Vacciner au poisson?
Les oméga-3 contenus dans le poisson
"immuniseraient" contre les maladies cardiovasculaires
Nos grands-mères l'ont dit à nos mères qui
nous l'ont répété quand, à notre
tour, nous faisions la moue devant notre assiette: le poisson
est bon pour la santé. Éric Dewailly, Carole Blanchet,
Suzanne Gingras et Simone Lemieux des facultés de médecine
et des sciences de l'agriculture et de l'alimentation, et leur
collègue de l'University of Guelph, Bruce John Holub,
nous le répètent à leur façon dans
un récent numéro de la revue scientifique Lipids,
appuyant leurs dires sur des solides données, plutôt
que sur une menace de privation de dessert.
Dans cet article qui reprend les données d'études
qu'ils ont menées chez trois groupes ethniques du Québec
- les Québécois du Sud de la province, les Cris
de la Baie James et les Inuits du Nunavik -, les chercheurs établissent
clairement le lien entre la consommation d'acides gras oméga-3
provenant du poisson et les facteurs de risques de maladies cardiovasculaires
dans les trois populations. "C'est l'étude de population
que doivent lire ceux qui doutent du lien entre les oméga-3
et la santé", résume Éric Dewailly.
Leurs analyses des données de l'Enquête Santé
Québec de 1990-1992 révèlent que la consommation
quotidienne de poisson s'établit respectivement à
13, 60, et 131 g pour les Québécois, les Cris et
les Inuits.
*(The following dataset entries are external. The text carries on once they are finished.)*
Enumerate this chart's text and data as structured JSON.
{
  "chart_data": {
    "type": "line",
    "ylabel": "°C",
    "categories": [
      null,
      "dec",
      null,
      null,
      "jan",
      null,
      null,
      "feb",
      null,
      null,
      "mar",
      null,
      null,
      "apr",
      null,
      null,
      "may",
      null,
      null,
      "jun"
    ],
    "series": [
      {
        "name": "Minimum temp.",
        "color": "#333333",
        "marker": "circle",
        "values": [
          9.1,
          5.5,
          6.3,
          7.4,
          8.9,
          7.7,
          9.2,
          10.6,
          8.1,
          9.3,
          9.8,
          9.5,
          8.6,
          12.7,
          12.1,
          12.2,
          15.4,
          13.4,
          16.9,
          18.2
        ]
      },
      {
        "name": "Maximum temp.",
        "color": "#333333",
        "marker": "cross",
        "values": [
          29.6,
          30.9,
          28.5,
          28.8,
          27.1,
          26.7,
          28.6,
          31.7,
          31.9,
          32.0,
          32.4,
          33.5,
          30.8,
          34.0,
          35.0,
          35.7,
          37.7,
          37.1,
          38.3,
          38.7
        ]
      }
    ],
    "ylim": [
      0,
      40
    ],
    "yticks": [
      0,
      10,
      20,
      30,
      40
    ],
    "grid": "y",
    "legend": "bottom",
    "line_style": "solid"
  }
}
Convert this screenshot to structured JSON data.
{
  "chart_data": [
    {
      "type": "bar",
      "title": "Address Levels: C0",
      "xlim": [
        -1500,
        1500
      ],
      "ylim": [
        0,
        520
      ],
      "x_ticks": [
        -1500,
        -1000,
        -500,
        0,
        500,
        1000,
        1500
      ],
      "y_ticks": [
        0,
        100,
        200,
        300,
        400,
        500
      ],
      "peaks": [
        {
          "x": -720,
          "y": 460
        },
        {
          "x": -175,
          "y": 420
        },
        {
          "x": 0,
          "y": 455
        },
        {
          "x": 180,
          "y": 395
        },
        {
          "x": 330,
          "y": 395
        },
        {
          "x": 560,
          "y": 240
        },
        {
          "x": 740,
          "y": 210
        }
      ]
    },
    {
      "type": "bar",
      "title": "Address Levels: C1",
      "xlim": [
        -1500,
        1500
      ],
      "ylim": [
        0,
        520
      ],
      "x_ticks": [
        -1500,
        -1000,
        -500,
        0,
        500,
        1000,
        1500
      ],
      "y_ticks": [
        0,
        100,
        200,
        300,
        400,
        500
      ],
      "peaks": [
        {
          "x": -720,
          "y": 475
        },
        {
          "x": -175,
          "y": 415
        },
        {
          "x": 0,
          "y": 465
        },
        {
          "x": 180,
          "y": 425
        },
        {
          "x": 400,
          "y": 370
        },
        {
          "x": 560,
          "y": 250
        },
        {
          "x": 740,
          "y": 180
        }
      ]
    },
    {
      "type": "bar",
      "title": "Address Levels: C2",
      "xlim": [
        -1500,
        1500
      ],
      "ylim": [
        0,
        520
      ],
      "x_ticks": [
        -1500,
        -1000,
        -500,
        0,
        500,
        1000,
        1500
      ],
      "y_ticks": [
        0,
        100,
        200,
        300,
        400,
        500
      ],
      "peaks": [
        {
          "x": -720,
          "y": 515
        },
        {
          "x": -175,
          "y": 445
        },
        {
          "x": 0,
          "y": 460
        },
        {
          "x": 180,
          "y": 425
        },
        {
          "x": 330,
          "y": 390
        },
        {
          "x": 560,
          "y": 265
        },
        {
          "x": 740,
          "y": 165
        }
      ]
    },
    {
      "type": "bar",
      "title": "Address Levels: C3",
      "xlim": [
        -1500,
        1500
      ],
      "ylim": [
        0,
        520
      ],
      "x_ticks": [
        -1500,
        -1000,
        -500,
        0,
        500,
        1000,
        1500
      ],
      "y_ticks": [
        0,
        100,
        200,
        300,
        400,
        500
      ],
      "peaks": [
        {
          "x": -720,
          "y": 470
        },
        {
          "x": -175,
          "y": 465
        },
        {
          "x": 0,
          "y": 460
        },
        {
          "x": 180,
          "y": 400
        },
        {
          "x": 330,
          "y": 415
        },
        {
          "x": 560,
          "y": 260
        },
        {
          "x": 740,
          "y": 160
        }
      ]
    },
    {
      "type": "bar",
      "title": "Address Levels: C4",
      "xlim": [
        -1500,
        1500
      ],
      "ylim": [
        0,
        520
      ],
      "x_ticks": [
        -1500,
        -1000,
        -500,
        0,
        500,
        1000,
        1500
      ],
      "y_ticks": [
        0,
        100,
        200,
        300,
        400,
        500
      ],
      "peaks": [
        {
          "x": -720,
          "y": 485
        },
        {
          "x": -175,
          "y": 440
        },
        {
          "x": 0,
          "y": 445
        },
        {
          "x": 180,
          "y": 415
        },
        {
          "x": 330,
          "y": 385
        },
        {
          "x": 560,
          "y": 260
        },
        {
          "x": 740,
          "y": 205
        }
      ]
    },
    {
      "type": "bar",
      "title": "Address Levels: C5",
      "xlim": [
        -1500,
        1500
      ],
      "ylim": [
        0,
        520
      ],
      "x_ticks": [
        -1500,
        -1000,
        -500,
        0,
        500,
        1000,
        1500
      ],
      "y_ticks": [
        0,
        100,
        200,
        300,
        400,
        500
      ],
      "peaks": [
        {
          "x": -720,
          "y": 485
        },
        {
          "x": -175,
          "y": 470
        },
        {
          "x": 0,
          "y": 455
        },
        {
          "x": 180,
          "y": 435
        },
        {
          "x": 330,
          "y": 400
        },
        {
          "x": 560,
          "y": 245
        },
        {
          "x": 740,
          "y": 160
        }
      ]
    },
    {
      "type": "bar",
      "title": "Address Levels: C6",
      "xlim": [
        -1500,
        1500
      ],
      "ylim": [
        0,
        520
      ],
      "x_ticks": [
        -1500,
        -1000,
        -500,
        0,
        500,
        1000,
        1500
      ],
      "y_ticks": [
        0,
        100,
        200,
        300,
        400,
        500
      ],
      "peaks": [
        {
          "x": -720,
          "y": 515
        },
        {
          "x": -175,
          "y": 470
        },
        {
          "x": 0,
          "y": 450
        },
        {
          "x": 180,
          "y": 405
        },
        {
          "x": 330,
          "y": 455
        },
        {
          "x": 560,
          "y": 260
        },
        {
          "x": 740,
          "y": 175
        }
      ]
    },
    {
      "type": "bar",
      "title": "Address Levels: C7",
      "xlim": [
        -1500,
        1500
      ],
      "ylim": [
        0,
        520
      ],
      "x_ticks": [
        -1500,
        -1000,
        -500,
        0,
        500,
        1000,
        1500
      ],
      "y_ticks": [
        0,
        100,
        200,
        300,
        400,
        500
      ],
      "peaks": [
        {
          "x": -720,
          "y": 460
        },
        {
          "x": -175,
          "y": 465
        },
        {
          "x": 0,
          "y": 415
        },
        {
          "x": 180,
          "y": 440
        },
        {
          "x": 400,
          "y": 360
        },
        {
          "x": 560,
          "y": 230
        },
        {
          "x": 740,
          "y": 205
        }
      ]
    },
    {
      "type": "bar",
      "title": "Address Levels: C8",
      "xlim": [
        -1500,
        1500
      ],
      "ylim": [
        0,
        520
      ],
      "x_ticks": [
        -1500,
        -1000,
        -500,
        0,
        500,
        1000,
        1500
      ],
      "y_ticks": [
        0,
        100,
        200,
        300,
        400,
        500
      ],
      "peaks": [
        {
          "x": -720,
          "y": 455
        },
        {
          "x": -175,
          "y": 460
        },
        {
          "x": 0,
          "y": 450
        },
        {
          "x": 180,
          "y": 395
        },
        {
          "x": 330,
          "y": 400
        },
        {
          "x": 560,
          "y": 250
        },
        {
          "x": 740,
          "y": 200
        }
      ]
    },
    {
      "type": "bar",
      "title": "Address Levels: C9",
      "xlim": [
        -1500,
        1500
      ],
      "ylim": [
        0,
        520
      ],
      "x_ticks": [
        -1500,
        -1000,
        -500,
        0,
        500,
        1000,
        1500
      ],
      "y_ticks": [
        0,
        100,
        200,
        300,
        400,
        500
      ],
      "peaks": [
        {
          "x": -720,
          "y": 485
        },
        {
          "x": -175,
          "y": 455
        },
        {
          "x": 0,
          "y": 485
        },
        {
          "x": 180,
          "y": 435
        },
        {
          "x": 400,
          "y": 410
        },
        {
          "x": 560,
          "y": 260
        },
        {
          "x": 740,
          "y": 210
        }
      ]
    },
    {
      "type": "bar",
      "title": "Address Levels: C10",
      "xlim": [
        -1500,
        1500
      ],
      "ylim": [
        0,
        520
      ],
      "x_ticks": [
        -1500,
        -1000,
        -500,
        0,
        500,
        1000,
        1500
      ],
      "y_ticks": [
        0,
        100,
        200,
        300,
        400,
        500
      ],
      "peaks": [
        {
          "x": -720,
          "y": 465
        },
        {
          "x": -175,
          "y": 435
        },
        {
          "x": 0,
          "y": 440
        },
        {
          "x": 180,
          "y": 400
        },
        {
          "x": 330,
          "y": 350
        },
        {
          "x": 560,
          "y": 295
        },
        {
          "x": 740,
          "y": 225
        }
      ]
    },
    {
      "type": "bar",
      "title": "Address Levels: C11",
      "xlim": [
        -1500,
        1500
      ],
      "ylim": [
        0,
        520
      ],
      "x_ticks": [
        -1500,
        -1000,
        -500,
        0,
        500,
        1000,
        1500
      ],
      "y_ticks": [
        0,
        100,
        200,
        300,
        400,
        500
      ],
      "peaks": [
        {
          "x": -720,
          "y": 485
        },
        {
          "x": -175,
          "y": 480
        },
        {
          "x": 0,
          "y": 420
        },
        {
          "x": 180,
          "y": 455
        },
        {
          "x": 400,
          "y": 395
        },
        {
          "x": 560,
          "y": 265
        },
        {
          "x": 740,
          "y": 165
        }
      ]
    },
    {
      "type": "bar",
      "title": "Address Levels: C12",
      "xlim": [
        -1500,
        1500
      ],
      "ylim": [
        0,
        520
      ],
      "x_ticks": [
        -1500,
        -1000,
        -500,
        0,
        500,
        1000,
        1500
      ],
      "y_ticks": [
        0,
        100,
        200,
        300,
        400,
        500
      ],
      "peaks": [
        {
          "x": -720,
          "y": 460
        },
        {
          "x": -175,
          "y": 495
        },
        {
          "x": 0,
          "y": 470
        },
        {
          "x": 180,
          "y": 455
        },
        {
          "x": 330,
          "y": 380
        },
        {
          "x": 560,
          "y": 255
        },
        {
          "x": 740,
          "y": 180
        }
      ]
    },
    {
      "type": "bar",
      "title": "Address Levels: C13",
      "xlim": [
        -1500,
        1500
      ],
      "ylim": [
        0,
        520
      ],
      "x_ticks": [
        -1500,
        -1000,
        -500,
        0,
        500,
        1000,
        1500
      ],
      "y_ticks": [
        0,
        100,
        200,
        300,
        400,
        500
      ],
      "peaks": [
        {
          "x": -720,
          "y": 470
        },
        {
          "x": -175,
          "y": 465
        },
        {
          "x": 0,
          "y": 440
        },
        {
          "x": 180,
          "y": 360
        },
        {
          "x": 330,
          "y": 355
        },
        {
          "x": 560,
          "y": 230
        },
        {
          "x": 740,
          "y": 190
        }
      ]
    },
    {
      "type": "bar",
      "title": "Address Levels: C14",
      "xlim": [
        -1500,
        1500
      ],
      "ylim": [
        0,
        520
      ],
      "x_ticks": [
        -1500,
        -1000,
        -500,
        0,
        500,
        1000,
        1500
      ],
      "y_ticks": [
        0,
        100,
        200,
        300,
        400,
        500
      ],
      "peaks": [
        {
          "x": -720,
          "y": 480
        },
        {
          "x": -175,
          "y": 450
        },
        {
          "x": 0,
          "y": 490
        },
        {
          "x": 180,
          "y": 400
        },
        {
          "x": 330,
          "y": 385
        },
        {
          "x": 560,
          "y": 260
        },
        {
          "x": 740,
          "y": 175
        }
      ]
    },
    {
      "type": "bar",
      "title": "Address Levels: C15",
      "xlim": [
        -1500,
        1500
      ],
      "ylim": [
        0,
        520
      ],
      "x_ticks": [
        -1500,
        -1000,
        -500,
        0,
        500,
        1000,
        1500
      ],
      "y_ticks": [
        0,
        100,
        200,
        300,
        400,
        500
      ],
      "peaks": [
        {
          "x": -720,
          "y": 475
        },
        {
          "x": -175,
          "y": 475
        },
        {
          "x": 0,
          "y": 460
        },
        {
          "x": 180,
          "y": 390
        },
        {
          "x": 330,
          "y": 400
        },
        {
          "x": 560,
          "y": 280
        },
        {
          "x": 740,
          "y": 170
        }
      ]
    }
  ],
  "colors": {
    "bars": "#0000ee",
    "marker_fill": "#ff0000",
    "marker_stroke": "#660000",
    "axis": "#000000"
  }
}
Elles montrent également que les Inuits sont
deux fois moins frappés par les maladies cardiovasculaires
que les autres Québécois, en dépit de leur
plus haut taux de tabagisme et de l'obésité galopante
qui touche près de la moitié de leur population.
Les chercheurs ont tiré profit de ces différences
marquées pour comparer la concentration sanguine de deux
acides gras oméga-3 dans un échantillon représentatif
des trois populations. Ces deux composés, l'EPA (acide
eicosapentanoique) et le DHA (acide docosahexanoique), abondent
dans les poissons et les mammifères marins. La concentration
de ces oméga-3 dans les phospholipides sanguins atteignait
8 % chez les Inuits, 4 % chez les Cris et à peine 2 %
chez les Québécois. De plus, les résultats
démontrent que la concentration des deux acides gras oméga-3
est directement reliée au taux de bon cholestérol
et inversement reliée au taux de triglycérides
(néfastes pour le coeur).
Les chercheurs soulignent donc l'immense potentiel des oméga-3
dans la lutte mondiale contre les maladies cardiovasculaires.
"Les acides gras de type oméga-3 constituent une
sorte de vaccin contre les maladies cardiaques, caricature Éric
Dewailly, mais ses effets sont éphémères
de sorte qu'il faut régulièrement renouveler la
dose." Il semble que deux repas de poisson par semaine suffiraient
à produire l'effet protecteur qu'on leur attribue.